"It's fake news that Trump wants Kosovo to have army"

Analyst Obrad Kesic says the news that the Trump administration wants "the state" of Kosovo to have its own army is - fake.

Source: Sputnik
(Getty Images, file)
(Getty Images, file)

Speaking for Russia's Sputnik agency, Kesic said the manner in which the U.S. Senate confirmation hearing of James Mattis was presented in Serbia represents "a completely fake picture of America's new foreign policy."

During the January 12 hearing, Mattis, who has since been confirmed as U.S. secretary of defense, said that "before it would be prudent to reduce the U.S. military presence, the Kosovo Security Forces must receive a mandate to conduct domestic security and territorial defense, a shift that will require constitutional change with parliamentary support."

"First, this has been presented as the official stance of the administration, while the future minister said it during the hearing, therefore, before he became secretary of defense.
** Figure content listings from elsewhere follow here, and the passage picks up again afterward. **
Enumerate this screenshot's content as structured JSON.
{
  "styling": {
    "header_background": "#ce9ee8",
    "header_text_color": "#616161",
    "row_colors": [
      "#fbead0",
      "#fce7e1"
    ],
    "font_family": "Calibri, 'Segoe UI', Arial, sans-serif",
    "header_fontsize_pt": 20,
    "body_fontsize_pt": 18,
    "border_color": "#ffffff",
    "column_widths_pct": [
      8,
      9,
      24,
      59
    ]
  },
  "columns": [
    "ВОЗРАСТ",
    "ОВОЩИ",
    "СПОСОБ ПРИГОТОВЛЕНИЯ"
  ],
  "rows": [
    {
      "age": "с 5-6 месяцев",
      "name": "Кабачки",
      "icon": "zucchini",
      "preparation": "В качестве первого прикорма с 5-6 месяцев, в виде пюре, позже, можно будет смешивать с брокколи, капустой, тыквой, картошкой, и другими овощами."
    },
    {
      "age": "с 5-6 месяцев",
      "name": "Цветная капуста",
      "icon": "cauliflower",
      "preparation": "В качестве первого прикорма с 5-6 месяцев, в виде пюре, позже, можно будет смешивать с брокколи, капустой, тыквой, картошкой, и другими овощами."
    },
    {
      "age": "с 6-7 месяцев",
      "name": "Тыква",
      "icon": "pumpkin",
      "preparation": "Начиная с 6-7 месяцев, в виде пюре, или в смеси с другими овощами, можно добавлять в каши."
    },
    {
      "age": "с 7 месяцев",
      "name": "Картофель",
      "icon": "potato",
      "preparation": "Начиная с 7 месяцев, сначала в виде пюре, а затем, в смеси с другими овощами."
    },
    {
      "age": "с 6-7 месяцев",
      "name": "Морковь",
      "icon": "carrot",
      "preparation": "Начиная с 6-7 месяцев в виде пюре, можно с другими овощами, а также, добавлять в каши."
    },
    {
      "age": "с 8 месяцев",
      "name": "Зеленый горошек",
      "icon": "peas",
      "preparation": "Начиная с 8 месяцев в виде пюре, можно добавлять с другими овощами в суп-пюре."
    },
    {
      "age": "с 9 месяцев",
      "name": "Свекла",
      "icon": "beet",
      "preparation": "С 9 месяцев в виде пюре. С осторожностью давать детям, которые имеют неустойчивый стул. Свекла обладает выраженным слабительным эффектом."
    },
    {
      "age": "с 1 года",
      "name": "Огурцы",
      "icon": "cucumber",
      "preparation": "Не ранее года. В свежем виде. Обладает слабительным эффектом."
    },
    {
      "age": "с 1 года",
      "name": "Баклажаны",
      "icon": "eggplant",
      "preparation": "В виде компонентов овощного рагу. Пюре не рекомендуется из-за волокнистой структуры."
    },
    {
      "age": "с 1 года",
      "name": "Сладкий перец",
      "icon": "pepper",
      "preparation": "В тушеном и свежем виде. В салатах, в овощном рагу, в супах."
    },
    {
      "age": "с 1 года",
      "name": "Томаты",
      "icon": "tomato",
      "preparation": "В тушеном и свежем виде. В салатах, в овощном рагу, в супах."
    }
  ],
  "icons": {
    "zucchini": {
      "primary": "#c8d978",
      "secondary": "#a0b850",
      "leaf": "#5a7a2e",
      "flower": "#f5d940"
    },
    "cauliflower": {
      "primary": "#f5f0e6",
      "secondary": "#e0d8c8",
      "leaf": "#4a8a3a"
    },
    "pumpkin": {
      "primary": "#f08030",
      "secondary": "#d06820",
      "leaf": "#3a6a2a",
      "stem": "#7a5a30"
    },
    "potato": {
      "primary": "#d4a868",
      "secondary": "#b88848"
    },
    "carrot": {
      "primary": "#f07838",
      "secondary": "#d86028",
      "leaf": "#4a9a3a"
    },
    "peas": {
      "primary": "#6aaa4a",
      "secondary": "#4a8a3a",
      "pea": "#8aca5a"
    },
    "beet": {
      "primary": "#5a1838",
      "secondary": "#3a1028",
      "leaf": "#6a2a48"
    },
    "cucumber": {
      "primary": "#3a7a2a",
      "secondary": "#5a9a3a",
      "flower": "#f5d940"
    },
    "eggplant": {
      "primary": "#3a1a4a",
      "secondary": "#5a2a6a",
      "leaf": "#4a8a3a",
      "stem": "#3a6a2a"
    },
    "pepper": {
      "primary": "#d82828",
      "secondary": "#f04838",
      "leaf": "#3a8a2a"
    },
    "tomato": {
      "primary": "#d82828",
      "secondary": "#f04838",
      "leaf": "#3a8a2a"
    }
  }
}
Second, he spoke in the context of the policy being carried out by the U.S. administration for more than ten years and in front of the members of a committee that includes the biggest hawks when it comes not only to the issue of Kosovo and Serbs in the Balkans, but also Russia," Kesic said.

In that context, he continued, "it goes without saying that new minister Mattis would not go to far in announcing the new guidelines of some new policy, that is yet to be defined."

Former Serbian Ambassador to the U.S. Ivan Vujacic is of a similar opinion, noting that Mattis, in order to become secretary of defense, told the committee things that are in line with Pentagon's general policy so far, and with the reduction of the country's military presence abroad.

Vujacic also stressed that the defense minister is not the one in charge of foreign policy - "and this is a foreign policy issue."

"Americans went in Kosovo together with Europeans under the slogan, 'together in, together out'. That means that while European or any other troops are present in KFOR, the U.S. will remain with them," said Vujacic.

The former ambassador interpreted the answers given by Mattis as "routine, based on the previously determined policy to reduce the military contingent - while there's a big question mark over whether it will be completely withdrawn."

"In other words, I would not assign the importance of a definitive decision by the U.S. government to this, that this will really be implemented," Vujacic concluded.